China isn't brooding about the loss of jobs and businesses to Vietnam, at least not yet. The numbers may be insignificant to China, and officials in Beijing and local areas may be happy to see smokestack plants leave and take some of the steam -- and pollution -- out of an economy that's churning too fast. The nation's trade surplus hit a record $14.6 billion in July.

"China won't be afraid of production moving out," said Ma Xiaoye, a former Chinese trade official and now head of the Academy for World Watch, an independent civic group in Shanghai. "It will address some of the imbalance."

But the pace of outsourcing to Vietnam is picking up, and more companies in high-end industries, including Japan's Canon Inc. and South Korea's LG International Corp., are looking at Vietnam for expansion -- something that Chinese officials would be concerned about.

Intel Corp. recently said it would spend $300 million to build a microchip facility near Ho Chi Minh City, or Saigon, as it was formerly known and many still call it. The Santa Clara, Calif.-based company picked Vietnam over Thailand and China.

Among the key factors: Vietnam's comparative political stability and strong focus on education, said Walter Blocker, chairman of the American Chamber of Commerce in Ho Chi Minh City, who spoke with Intel's chairman, Craig Barrett, about the decision.

Blocker and other Americans doing business here argue that it's in the U.S.' economic and political interest to expand commercial ties with Vietnam, in part to offset China's growing global clout -- particularly in Asia.

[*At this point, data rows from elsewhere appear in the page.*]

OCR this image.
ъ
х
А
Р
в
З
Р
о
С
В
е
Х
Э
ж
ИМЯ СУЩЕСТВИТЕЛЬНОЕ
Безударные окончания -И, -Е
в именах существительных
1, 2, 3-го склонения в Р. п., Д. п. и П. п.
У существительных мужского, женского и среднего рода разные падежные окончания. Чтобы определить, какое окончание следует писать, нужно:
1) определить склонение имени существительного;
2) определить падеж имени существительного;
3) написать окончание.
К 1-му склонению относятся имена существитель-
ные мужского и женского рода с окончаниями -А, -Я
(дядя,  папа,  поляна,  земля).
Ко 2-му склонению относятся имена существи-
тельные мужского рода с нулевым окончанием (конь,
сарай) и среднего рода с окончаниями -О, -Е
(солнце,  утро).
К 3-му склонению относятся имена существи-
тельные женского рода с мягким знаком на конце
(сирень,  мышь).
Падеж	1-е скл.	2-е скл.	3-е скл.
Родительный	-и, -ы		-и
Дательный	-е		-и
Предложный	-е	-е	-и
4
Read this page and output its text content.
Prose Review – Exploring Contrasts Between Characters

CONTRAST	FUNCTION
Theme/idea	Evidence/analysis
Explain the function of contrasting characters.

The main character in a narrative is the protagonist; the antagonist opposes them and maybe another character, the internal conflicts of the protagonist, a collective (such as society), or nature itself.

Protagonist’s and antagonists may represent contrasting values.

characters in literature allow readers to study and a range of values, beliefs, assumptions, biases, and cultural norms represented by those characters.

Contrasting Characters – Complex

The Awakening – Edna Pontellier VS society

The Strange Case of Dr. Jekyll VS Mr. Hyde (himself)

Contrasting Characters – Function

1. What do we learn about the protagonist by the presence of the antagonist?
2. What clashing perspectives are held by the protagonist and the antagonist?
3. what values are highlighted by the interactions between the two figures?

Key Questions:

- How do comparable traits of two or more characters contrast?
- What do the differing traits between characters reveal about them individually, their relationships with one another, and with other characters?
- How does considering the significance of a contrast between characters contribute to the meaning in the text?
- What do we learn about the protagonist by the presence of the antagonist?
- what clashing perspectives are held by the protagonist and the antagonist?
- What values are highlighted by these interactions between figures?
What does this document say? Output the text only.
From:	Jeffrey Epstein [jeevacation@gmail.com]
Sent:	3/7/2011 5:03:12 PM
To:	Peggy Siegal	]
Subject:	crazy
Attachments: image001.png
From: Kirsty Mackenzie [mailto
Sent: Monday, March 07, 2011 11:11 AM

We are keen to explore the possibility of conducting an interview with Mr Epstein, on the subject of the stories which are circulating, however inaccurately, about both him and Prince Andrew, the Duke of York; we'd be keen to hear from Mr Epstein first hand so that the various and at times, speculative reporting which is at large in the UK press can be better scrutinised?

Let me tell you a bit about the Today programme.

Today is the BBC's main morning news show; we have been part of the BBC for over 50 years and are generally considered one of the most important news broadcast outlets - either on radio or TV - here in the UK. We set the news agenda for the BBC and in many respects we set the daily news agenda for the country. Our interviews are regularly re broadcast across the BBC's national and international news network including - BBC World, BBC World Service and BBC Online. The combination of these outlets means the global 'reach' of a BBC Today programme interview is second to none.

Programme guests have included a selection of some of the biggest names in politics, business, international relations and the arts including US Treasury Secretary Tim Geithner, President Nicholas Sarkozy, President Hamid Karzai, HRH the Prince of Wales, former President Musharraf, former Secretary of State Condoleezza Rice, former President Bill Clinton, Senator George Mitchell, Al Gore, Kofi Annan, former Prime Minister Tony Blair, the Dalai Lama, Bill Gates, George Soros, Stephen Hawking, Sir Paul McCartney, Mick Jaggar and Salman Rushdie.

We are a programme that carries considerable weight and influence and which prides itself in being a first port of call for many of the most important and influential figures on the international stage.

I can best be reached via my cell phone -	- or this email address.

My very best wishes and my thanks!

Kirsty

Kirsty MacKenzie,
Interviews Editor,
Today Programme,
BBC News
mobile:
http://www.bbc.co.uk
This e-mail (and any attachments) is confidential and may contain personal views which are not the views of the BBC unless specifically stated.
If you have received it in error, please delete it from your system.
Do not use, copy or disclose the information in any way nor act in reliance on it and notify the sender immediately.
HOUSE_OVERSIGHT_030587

Vietnam attracted $5.8 billion in pledged foreign investment last year, up about 40% from 2004 and $2 billion less than India, a country more than 11 times its size in population. Companies from Taiwan, Japan and South Korea have led the way in Vietnam. Inside Vietnam's Ministry of Planning and Investment compound in Hanoi, dotted with pink buildings with French windows, a parade of investors from around the world keeps Nguyen Anh Tuan, the ministry's deputy director, hopping from one meeting to the next.

His agency's goal is to secure $25 billion in foreign capital over the next five years. "China has a big advantage. But we not only have cheap labor but also favorable conditions for the future," Nguyen said, listing tax breaks and other spoils for new arrivals.